SYMP 8-6 - Crop-raiding and the potential for pathogen exchange among wild primates, people, and domesticated animals at the forest-agricultural ecotone in East Africa

Tuesday, August 9, 2016: 4:10 PM
Grand Floridian Blrm C, Ft Lauderdale Convention Center
Thomas R. Gillespie1, Innocent B. Rwego2, Michele B. Parsons1,3, Gonzalo Vazquez-Prokopec1, Elizabeth V. Lonsdorf4, Iddi Lipende5, Shadrack Kamenya5, Colin Chapman6, Lilian Pintea5 and Dominic A. Travis2, (1)Emory University, Atlanta, GA, (2)University of Minnesota, Minneapolis, MN, (3)Center for Global Health, CDC, Atlanta, GA, (4)Franklin and Marshall College, Lancaster, PA, (5)Jane Goodall Institute, Tanzania, United Republic of, (6)Department of Anthropology & School of Environment, McGill University, Montreal, QC, Canada
Background/Question/Methods

Although humans have always shared habitats with nonhuman primates, the dynamics of human-primate interactions have changed dramatically in the recent past.

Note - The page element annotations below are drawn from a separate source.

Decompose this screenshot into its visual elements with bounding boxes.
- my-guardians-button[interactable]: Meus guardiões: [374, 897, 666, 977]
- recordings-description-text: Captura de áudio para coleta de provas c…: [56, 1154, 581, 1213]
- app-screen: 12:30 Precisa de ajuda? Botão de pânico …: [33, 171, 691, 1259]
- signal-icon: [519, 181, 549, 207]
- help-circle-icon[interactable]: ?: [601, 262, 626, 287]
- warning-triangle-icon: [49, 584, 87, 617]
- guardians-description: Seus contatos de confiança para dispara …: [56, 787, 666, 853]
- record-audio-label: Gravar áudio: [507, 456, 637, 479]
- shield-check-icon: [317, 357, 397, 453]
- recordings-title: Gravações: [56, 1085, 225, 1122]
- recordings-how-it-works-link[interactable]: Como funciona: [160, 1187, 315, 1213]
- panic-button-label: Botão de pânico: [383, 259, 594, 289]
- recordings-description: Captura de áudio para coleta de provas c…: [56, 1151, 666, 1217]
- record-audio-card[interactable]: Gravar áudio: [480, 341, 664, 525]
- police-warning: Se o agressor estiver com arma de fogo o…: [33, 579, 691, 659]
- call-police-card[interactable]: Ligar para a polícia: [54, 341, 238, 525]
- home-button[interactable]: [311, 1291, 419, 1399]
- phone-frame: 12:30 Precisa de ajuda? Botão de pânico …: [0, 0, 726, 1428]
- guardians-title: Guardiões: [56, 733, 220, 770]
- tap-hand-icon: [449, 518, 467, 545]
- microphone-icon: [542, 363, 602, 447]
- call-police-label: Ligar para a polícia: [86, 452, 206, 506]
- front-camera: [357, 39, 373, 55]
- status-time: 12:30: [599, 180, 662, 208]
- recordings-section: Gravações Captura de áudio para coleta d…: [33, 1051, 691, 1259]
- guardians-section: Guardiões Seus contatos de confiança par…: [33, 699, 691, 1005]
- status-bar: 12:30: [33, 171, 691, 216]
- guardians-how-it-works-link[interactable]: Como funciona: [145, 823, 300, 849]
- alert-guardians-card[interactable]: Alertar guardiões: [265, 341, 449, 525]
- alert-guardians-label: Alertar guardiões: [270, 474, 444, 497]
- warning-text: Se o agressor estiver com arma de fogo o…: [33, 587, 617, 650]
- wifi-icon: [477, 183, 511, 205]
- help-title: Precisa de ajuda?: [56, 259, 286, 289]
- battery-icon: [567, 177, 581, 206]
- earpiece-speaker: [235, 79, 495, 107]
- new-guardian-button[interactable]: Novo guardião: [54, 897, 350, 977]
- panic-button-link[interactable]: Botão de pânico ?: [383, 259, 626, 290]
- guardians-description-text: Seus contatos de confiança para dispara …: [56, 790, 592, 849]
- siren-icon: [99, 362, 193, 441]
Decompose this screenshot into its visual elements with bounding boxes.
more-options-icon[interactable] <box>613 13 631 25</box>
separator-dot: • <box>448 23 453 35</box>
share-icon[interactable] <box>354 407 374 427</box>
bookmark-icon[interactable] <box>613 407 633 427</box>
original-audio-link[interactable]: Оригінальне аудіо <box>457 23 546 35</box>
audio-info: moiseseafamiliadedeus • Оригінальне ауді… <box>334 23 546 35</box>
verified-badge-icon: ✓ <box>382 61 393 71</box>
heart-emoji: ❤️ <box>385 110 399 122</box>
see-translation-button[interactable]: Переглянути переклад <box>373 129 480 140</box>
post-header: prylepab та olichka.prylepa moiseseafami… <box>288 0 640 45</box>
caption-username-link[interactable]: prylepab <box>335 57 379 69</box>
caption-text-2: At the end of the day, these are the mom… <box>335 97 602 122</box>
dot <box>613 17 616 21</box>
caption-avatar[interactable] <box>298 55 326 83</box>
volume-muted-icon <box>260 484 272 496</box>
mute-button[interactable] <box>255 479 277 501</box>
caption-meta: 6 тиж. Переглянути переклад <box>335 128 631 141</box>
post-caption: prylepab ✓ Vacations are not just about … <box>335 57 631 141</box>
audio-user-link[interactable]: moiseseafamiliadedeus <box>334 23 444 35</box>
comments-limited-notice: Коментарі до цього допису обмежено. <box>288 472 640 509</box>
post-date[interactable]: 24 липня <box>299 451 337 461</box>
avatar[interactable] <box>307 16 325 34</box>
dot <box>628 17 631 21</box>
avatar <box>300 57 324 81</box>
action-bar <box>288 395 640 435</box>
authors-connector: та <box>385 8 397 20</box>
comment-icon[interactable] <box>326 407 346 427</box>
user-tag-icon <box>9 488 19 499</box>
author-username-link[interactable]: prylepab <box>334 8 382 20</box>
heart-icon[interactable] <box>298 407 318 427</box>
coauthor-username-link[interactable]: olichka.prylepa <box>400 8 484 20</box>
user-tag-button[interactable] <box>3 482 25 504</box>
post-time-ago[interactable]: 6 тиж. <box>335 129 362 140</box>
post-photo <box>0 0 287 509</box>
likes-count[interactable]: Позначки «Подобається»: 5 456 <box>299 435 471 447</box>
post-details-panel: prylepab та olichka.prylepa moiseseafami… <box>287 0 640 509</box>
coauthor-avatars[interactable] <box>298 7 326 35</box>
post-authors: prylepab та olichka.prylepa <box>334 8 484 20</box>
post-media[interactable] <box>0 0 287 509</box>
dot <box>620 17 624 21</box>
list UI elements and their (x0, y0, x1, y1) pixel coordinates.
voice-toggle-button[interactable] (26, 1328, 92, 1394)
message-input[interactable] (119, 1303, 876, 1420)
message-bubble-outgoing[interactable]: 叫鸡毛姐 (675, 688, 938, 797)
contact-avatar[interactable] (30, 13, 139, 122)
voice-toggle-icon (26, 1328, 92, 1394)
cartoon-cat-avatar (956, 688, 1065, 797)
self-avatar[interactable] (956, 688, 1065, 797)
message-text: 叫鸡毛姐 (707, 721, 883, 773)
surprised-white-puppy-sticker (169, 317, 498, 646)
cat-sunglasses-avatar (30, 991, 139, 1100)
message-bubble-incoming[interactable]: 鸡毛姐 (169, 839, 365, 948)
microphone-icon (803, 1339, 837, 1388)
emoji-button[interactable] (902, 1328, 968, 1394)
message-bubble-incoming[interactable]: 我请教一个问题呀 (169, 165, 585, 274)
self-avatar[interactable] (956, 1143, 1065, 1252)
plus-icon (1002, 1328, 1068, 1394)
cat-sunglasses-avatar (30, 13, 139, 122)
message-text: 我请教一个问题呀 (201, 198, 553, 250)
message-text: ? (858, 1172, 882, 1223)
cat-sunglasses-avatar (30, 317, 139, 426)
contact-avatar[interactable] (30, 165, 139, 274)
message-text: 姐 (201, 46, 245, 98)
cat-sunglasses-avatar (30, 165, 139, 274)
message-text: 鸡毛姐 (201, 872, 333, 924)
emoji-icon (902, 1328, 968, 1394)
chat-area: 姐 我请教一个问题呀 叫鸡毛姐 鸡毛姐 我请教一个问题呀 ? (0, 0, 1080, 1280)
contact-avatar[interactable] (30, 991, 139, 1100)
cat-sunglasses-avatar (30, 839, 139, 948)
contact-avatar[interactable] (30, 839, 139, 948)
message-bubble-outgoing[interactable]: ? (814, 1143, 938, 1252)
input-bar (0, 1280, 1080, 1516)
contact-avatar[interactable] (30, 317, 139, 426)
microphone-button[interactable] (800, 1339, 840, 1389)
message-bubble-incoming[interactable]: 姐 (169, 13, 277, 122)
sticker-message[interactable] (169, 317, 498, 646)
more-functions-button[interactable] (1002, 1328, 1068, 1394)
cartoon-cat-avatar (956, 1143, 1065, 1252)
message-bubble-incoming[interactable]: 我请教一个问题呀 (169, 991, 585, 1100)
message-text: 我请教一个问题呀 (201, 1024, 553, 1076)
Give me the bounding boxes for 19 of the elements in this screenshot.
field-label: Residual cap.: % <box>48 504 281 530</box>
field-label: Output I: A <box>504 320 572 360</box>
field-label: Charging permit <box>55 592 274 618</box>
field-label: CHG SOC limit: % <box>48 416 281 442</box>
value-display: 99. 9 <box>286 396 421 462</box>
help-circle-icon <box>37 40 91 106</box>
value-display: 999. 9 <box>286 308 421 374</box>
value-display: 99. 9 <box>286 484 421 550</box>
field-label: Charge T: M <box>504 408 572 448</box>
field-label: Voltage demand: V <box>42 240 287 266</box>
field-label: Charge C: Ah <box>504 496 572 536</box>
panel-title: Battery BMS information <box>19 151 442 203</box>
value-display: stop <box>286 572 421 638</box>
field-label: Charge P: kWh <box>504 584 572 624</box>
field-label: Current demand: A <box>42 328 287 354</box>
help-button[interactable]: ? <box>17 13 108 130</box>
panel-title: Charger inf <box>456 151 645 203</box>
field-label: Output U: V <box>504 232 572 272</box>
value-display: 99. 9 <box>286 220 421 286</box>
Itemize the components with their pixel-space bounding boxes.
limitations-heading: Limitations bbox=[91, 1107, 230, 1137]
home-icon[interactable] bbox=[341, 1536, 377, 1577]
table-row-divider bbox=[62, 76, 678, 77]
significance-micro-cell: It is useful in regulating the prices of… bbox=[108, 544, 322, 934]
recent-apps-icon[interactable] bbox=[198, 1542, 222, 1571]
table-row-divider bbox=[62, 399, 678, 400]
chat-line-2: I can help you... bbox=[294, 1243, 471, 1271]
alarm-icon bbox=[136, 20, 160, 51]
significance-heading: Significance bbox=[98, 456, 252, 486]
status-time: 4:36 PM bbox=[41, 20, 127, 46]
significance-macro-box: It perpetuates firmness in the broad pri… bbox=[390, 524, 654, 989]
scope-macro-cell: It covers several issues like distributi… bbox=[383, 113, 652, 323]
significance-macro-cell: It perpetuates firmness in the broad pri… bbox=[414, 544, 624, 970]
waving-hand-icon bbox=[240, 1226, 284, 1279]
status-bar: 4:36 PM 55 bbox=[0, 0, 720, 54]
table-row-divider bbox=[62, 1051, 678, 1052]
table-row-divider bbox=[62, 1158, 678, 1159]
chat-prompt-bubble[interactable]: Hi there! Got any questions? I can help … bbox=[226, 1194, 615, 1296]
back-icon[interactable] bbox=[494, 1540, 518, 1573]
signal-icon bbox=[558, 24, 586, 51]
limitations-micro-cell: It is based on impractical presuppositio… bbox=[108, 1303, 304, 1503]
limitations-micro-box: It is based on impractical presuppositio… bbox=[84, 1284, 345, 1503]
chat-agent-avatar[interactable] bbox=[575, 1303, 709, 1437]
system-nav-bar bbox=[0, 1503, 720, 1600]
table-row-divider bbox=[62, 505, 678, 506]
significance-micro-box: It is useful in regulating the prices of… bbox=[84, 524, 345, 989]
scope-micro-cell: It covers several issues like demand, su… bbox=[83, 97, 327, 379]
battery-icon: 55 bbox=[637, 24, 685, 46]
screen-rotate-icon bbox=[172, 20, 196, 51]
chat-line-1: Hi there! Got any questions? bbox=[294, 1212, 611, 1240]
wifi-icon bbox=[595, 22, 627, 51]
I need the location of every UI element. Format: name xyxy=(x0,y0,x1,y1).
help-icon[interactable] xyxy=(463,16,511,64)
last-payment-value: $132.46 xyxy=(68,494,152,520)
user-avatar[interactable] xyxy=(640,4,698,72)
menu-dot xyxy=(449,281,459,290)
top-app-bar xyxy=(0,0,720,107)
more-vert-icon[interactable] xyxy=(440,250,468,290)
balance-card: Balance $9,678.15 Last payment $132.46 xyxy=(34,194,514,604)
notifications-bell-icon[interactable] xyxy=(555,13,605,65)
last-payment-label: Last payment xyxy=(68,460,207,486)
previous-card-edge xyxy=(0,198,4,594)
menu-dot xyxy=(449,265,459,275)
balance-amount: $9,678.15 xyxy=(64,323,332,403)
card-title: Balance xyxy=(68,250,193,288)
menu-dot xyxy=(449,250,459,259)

As human population density continues to increase exponentially, speeding the reduction and fragmentation of primate habitat, greater human-primate contact is inevitable and higher rates of pathogen transmission are likely.  Forest-agricultural ecotones are a dominant interface where wild primates alter their behavioral ecology to exploit the significant nutritional benefits available through crop-raiding.  However, this interface also creates exceptional opportunity for inter-species disease transmission through multiple mechanisms.  We have examined opportunities for pathogen exchange associated with wild primate crop-raiding in and around Kibale National Park in Uganda and Gombe Stream National Park in Tanzania.

Results/Conclusions

Our work demonstrates that crop-raiding promotes transmission of the common gastrointestinal bacterium Escherichia coli, as well as pathogenic enterics such as Cryptosporidium and Shigella. Our work stresses that direct contact between species is not necessary for interspecific disease transmission at the forest-agricultural interface. Indeed, our results suggest that most transmission of gastrointestinal pathogens between people, livestock, and wild primates is probably indirect and environmental.